A mother of four young children recently contacted me, expressing concern about measles. She was prompted by a significant measles outbreak in northwest Texas, which has resulted in confirmed infections, two fatalities, and numerous hospitalizations. This outbreak has since spread to nine other states, and travelers passing through Los Angeles Airport have been issued an alert.
Contrary to popular belief, outbreaks of this potentially fatal disease are uncommon. The U.S. declared measles eliminated over 20 years ago, thanks to a highly effective and safe vaccine. However, efforts to discredit the vaccine have contributed to the recent resurgence. We can take individual and collective actions to safeguard vulnerable populations and hopefully eradicate measles from the country once more.
My friend understands and trusts the scientific evidence supporting the safety and effectiveness of vaccines. She adheres to the vaccination schedule recommended by her pediatrician. Measles vaccines are among the most protective available, ensuring her children’s protection when vaccinated. However, the large outbreaks we are witnessing still pose risks, particularly to young children, immunocompromised individuals, and vulnerable adults.
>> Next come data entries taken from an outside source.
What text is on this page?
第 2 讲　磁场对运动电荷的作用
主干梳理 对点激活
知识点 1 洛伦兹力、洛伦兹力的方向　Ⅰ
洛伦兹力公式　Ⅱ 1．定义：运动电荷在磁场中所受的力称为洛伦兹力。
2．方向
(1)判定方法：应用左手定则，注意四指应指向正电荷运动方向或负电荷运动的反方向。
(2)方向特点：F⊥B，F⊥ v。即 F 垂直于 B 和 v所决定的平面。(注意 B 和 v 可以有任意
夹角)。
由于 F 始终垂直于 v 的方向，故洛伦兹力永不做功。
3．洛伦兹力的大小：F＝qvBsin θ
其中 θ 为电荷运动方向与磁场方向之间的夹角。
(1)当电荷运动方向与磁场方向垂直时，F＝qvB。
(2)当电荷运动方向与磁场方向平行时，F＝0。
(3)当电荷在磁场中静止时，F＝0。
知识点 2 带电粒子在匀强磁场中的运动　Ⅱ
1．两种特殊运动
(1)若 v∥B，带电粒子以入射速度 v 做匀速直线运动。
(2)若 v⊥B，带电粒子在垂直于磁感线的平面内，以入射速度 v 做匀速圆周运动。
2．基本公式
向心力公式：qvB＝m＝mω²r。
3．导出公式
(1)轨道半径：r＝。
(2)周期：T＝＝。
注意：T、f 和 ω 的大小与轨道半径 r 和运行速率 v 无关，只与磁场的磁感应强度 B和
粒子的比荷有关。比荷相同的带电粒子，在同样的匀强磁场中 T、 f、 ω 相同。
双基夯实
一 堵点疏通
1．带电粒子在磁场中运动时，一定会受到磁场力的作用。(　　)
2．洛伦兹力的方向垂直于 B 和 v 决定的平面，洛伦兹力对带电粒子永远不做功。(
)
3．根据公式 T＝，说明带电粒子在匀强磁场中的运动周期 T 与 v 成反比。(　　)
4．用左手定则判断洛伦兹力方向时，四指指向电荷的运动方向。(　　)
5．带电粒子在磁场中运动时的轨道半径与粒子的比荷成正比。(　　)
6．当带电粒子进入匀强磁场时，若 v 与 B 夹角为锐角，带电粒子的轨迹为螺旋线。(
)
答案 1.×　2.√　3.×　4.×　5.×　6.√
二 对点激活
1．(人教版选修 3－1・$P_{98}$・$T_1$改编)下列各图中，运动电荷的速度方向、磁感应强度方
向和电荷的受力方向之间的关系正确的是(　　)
Measles vaccines are highly effective, providing 93% protection after the first dose and 99% after the second. The challenge lies in the timing of these doses. The first dose is typically administered between 12 and 15 months of age, and the second between 4 and 6 years old. Infants receive some passive immunity from their mothers’ antibodies for the first six months, but this is insufficient for complete protection. Consequently, the U.S. Centers for Disease Control and Prevention advises parents of unvaccinated children to avoid traveling to areas experiencing measles outbreaks.
All children under one year old, before receiving their first measles vaccine, are susceptible to infection if exposed to someone with measles. Given measles’s highly contagious nature, outbreaks are likely to lead to more infections among children in this age group, including those whose parents intend to vaccinate them. While the first dose provides significant protection, optimal protection is achieved after the second dose, usually administered when a child starts school. Between these doses, children remain at risk, especially with repeated exposure to measles from unvaccinated individuals.
Beyond young children, two other groups require special consideration: immunocompromised children and elderly or immunocompromised adults. Immunocompromised children, such as those undergoing cancer treatment, cannot receive the measles vaccine because it contains a weakened live virus that could cause the disease in these individuals. Therefore, they rely on high levels of community immunity for protection. When vaccination rates fall below 95%, the virus can circulate, increasing the risk of infection and severe illness in vulnerable children.
Most elderly individuals should have some immunity to measles, either from contracting the disease before 1957 or from vaccination programs that began in the 1960s. While we generally assume lifelong immunity from infection or vaccination, this is not always certain. For example, if an 80-year-old contracted measles at age 5, is she still protected? What about an adult undergoing chemotherapy? While their immunity may be sufficient, further research is needed to understand the risks of measles exposure in these populations. Measles in an unprotected elderly or immunocompromised adult, whether due to inability to vaccinate or waning immunity, is likely to be severe. Elderly individuals in high-outbreak areas may require an additional booster shot. However, we lack sufficient data to make informed recommendations.
Years of vaccine misinformation have resulted in low vaccination rates in many communities across the U.S. A common argument is that parents only endanger their own children by not vaccinating. However, low vaccination rates create risks for others, including infants too young to be vaccinated, immunocompromised children who cannot be vaccinated, and elderly or immunocompromised adults with weakened immune systems.
Therefore, when my friend with a young child inquired about protection, my advice was clear: avoid areas with outbreaks, vaccinate her child as soon as eligible, and encourage others in her community to do the same. While she can eventually protect her own children, this option is unavailable for a child battling leukemia or for those who are immunocompromised or at risk due to waning immunity. We have a responsibility to eradicate measles from the U.S. once again to protect these vulnerable individuals.